Vous avez dirigé l’ouvrage Nouvelle Histoire de l’extrême droite. France 1780-2025, paru aux éditions du Seuil le 10 octobre 2025. Quel a été l’élément déclencheur de sa rédaction ?
Baptiste Roger-Lacan : Au départ, il s’agissait d’une commande des éditions du Seuil. J’ai été contacté par Vincent Casanova, directeur adjoint pour les sciences humaines aux éditions du Seuil, qui souhaitait proposer une nouvelle synthèse sur l’extrême droite, trente ans après l’ouvrage dirigé par Michel Winock au début des années 1990. J’ai accepté avec enthousiasme : c’était une proposition à la fois stimulante et un véritable défi, d’autant plus que le projet devait s’inscrire dans la collection « L’Univers historique ». Pour moi, l’enjeu était double : rassembler une équipe de jeunes chercheurs capables de présenter de manière claire et accessible les avancées récentes de la recherche ; assumer l'extension de la chronologie pour intégrer pleinement l’histoire de la contre-révolution, et réfléchir à la manière dont cette tradition politique s’articule à celle de l’extrême droite au sens large.
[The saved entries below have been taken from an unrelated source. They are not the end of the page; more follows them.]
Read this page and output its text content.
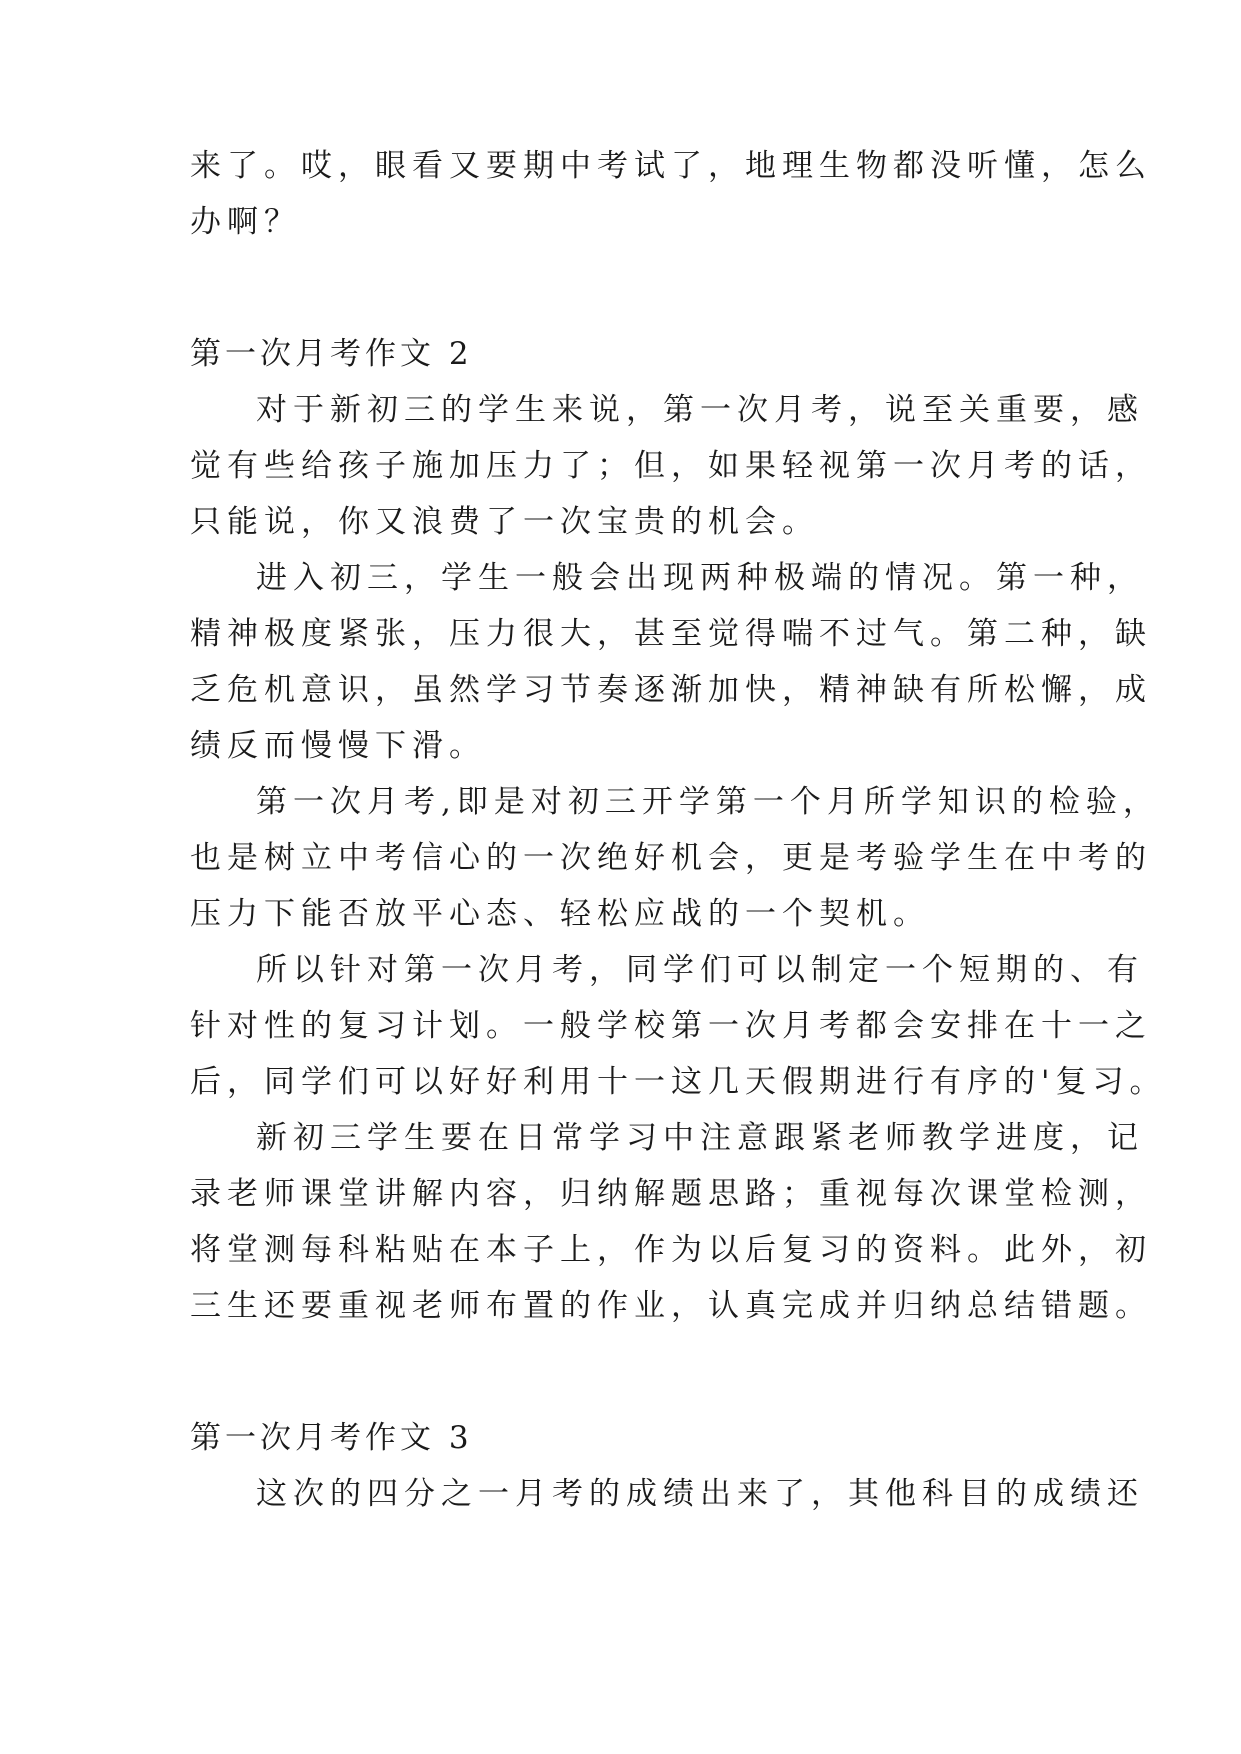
来了。哎，眼看又要期中考试了，地理生物都没听懂，怎么
办啊？
第一次月考作文 2
对于新初三的学生来说，第一次月考，说至关重要，感
觉有些给孩子施加压力了；但，如果轻视第一次月考的话，
只能说，你又浪费了一次宝贵的机会。
进入初三，学生一般会出现两种极端的情况。第一种，
精神极度紧张，压力很大，甚至觉得喘不过气。第二种，缺
乏危机意识，虽然学习节奏逐渐加快，精神缺有所松懈，成
绩反而慢慢下滑。
第一次月考,即是对初三开学第一个月所学知识的检验，
也是树立中考信心的一次绝好机会，更是考验学生在中考的
压力下能否放平心态、轻松应战的一个契机。
所以针对第一次月考，同学们可以制定一个短期的、有
针对性的复习计划。一般学校第一次月考都会安排在十一之
后，同学们可以好好利用十一这几天假期进行有序的'复习。
新初三学生要在日常学习中注意跟紧老师教学进度，记
录老师课堂讲解内容，归纳解题思路；重视每次课堂检测，
将堂测每科粘贴在本子上，作为以后复习的资料。此外，初
三生还要重视老师布置的作业，认真完成并归纳总结错题。
第一次月考作文 3
这次的四分之一月考的成绩出来了，其他科目的成绩还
Quand l’extrême droite est-elle née en France ?
Baptiste Roger-Lacan : C’est une question centrale. La plupart des historiens situent la naissance de l’extrême droite à la fin du XIXᵉ siècle et au début du XXᵉ, entre la crise boulangiste et l’affaire Dreyfus. C’est alors que la contre-révolution disparaît comme force politique organisée, ouvrant la voie à une recomposition des droites autour du conservatisme et surtout du nationalisme.
Les formes les plus intransigeantes de ce nationalisme constituent le noyau originel de ce qu’on appellera bientôt l’extrême droite. Cependant, il m’a semblé important – dans le sillage de nombreux travaux qui ont réévalué l'importance et la place de la contre-révolution dans l'histoire politique, sociale et intellectuelle du XIXᵉ siècle – de remonter plus en amont, vers la fin du XVIIIᵉ siècle, pour montrer comment certaines expressions de la pensée contre-révolutionnaire ont préfiguré l’extrême droite : par leur radicalité idéologique, leur rapport à la violence, leur rejet de la Révolution française, et leur tactique politique fondée sur l’intransigeance.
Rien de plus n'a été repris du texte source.